Tra un mese il primo censimento del dopo Saddam, ma è già tensione
Baghdad (AsiaNews/Agenzie) – Il primo censimento generale in Iraq dal 1997, che è anche il primo del post-Saddam, sta diventando nuovo terreno di scontro tra fazioni e gruppi etnici. Le autorità assicurano che la conta della popolazione irachena si terrà a partire dalla data stabilita del 24 ottobre, ma sono già in molti a chiedere un rinvio pena il boicottaggio delle operazioni. Il rischio è quello di una strumentalizzazione politica del censimento, che in un Paese da sette mesi in attesa di un nuovo governo potrebbe mettere in crisi equilibri già precari.
Le province di Ninive, Kirkuk e al Anbar si sono schierate contro le operazioni di conta, incuranti della fermezza del premier uscente Nuri al Maliki che ha assicurato il rispetto della data del 24 ottobre in tutte e 18 le province irachene. A Ninive - la provincia settentrionale con capoluogo Mosul abitata da arabi, curdi e altre minoranze - il consiglio provinciale ha deciso il rinvio del censimento. Per il governatore Athil al Nujaifi, arabo nazionalista, precondizione necessaria è che gli uomini della milizia curda peshmerga (miliziani kurdi) lascino le zone che occupano di fatto da tempo e i presidi alle sedi dei due maggiori partiti curdi: il Partito democratico del Kurdistan (Kdp) e l’Unione Patriottica del Kurdistan (Puk). Peshmerga e partiti curdi, sostiene al Nujaifi, lavorano per influenzare a loro favore la situazione nella provincia. Qui si trovano zone abitate da curdi e che il governo regionale del Kurdistan vorrebbe annettere, strappandole al governo centrale. Un esempio è quello della piana di Ninive, dove si concentra la comunità cristiana, e su cui i curdi hanno da tempo messo gli occhi. Secondo le autorità arabe a Ninive, Kdp e Puk starebbero facendo affluire kurdi da altre zone dell’Iraq perché si registrino negli elenchi di Ninive.
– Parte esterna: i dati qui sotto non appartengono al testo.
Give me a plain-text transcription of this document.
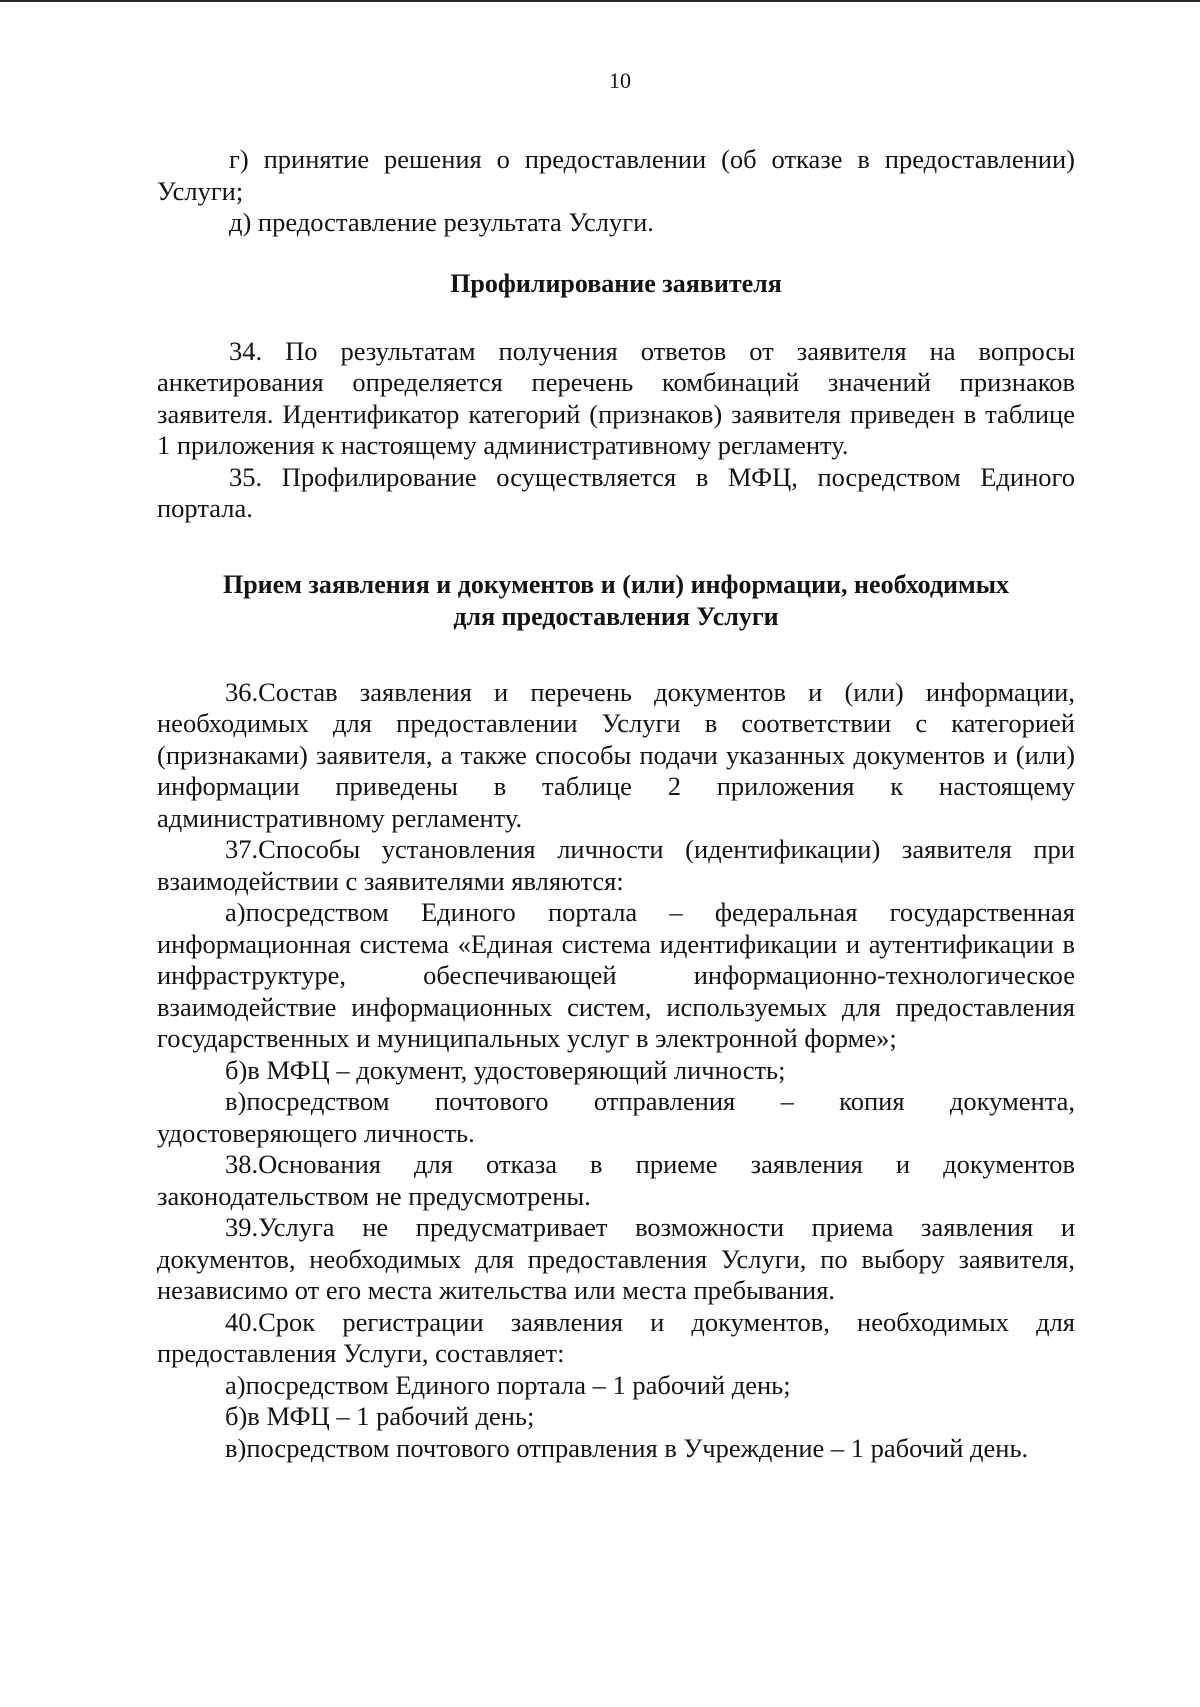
10

г) принятие решения о предоставлении (об отказе в предоставлении) Услуги;

д) предоставление результата Услуги.

Профилирование заявителя

34. По результатам получения ответов от заявителя на вопросы анкетирования определяется перечень комбинаций значений признаков заявителя. Идентификатор категорий (признаков) заявителя приведен в таблице 1 приложения к настоящему административному регламенту.

35. Профилирование осуществляется в МФЦ, посредством Единого портала.

Прием заявления и документов и (или) информации, необходимых
для предоставления Услуги

36.Состав заявления и перечень документов и (или) информации, необходимых для предоставлении Услуги в соответствии с категорией (признаками) заявителя, а также способы подачи указанных документов и (или) информации приведены в таблице 2 приложения к настоящему административному регламенту.

37.Способы установления личности (идентификации) заявителя при взаимодействии с заявителями являются:

а)посредством Единого портала – федеральная государственная информационная система «Единая система идентификации и аутентификации в инфраструктуре, обеспечивающей информационно-технологическое взаимодействие информационных систем, используемых для предоставления государственных и муниципальных услуг в электронной форме»;

б)в МФЦ – документ, удостоверяющий личность;

в)посредством почтового отправления – копия документа, удостоверяющего личность.

38.Основания для отказа в приеме заявления и документов законодательством не предусмотрены.

39.Услуга не предусматривает возможности приема заявления и документов, необходимых для предоставления Услуги, по выбору заявителя, независимо от его места жительства или места пребывания.

40.Срок регистрации заявления и документов, необходимых для предоставления Услуги, составляет:

а)посредством Единого портала – 1 рабочий день;

б)в МФЦ – 1 рабочий день;

в)посредством почтового отправления в Учреждение – 1 рабочий день.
I curdi rispondono rivendicando la loro appartenenza storica a Ninive e sottolineando che il censimento è un obbligo costituzionale che riguarda tutto l’Iraq non una sola provincia. Puntano poi il dito contro chi chiede il boicottaggio ricordando che fu il regime ba’athista di Saddam ad “arabizzare” con la forza una gran parte della popolazione non araba del nord Iraq.
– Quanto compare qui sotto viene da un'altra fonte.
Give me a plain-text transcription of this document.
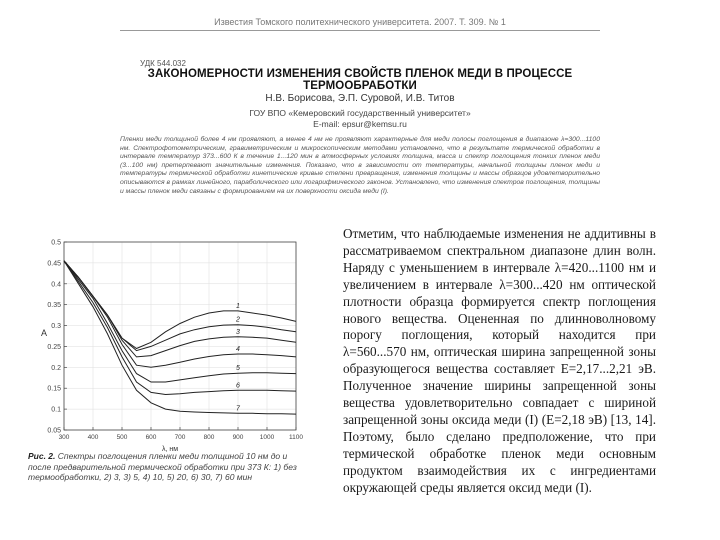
Известия Томского политехнического университета. 2007. Т. 309. № 1
УДК 544.032
ЗАКОНОМЕРНОСТИ ИЗМЕНЕНИЯ СВОЙСТВ ПЛЕНОК МЕДИ В ПРОЦЕССЕ ТЕРМООБРАБОТКИ
Н.В. Борисова, Э.П. Суровой, И.В. Титов
ГОУ ВПО «Кемеровский государственный университет»
E-mail: epsur@kemsu.ru
Пленки меди толщиной более 4 нм проявляют, а менее 4 нм не проявляют характерные для меди полосы поглощения в диапазоне λ=300...1100 нм. Спектрофотометрическим, гравиметрическим и микроскопическим методами установлено, что в результате термической обработки в интервале температур 373...600 К в течение 1...120 мин в атмосферных условиях толщина, масса и спектр поглощения тонких пленок меди (3...100 нм) претерпевают значительные изменения. Показано, что в зависимости от температуры, начальной толщины пленок меди и температуры термической обработки кинетические кривые степени превращения, изменения толщины и массы образцов удовлетворительно описываются в рамках линейного, параболического или логарифмического законов. Установлено, что изменения спектров поглощения, толщины и массы пленок меди связаны с формированием на их поверхности оксида меди (I).
0.05
0.1
0.15
0.2
0.25
0.3
0.35
0.4
0.45
0.5
300	400	500	600	700	800	900	1000 1100
1
2
3
4
5
6
7
A
λ, нм
Рис. 2. Спектры поглощения пленки меди толщиной 10 нм до и после предварительной термической обработки при 373 К: 1) без термообработки, 2) 3, 3) 5, 4) 10, 5) 20, 6) 30, 7) 60 мин
Отметим, что наблюдаемые изменения не аддитивны в рассматриваемом спектральном диапазоне длин волн. Наряду с уменьшением в интервале λ=420...1100 нм и увеличением в интервале λ=300...420 нм оптической плотности образца формируется спектр поглощения нового вещества. Оцененная по длинноволновому порогу поглощения, который находится при λ=560...570 нм, оптическая ширина запрещенной зоны образующегося вещества составляет E=2,17...2,21 эВ. Полученное значение ширины запрещенной зоны вещества удовлетворительно совпадает с шириной запрещенной зоны оксида меди (I) (E=2,18 эВ) [13, 14]. Поэтому, было сделано предположение, что при термической обработке пленок меди основным продуктом взаимодействия их с ингредиентами окружающей среды является оксид меди (I).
Situazione ancora più delicata a Kirkuk, dove arabi e turcomanni invitano direttamente al boicottaggio. La provincia, ricca di petrolio e multietnica, è da sempre contesa tra arabi, turcomanni e curdi. Il censimento rappresenta un passo fondamentale nell’ottica curda per arrivare alla desidera annessione. La conta della popolazione infatti è prevista dall’Articolo 140 della Costituzione, come preludio al referendum che dovrà decidere lo status di Kirkuk: cioè se la città sarà annessa al Kurdistan o farà parte di una provincia sotto l’amministrazione del governo di Baghdad. Gli interessi in gioco, però, sono alti e così da quattro anni il voto popolare viene continuamente rimandato. Il problema è legato alle risorse energetiche. Kirkuk si sviluppa sul secondo giacimento petrolifero dell’Iraq e possiede il 70% dei depositi di gas naturale della nazione. Il rischio è che se il referendum affidasse ai curdi l’amministrazione della città, questi disporrebbero di una risorsa vitale e sufficiente a garantire una loro eventuale indipendenza dal resto del Paese.
A Ninive e Kirkuk si unisce ora anche la provincia occidentale di Anbar, abitata da arabi sunniti. Il consiglio provinciale ha votato la scorsa settimana per rimandare il censimento fino alla formazione di un nuovo governo che ne supervisioni lo svolgimento.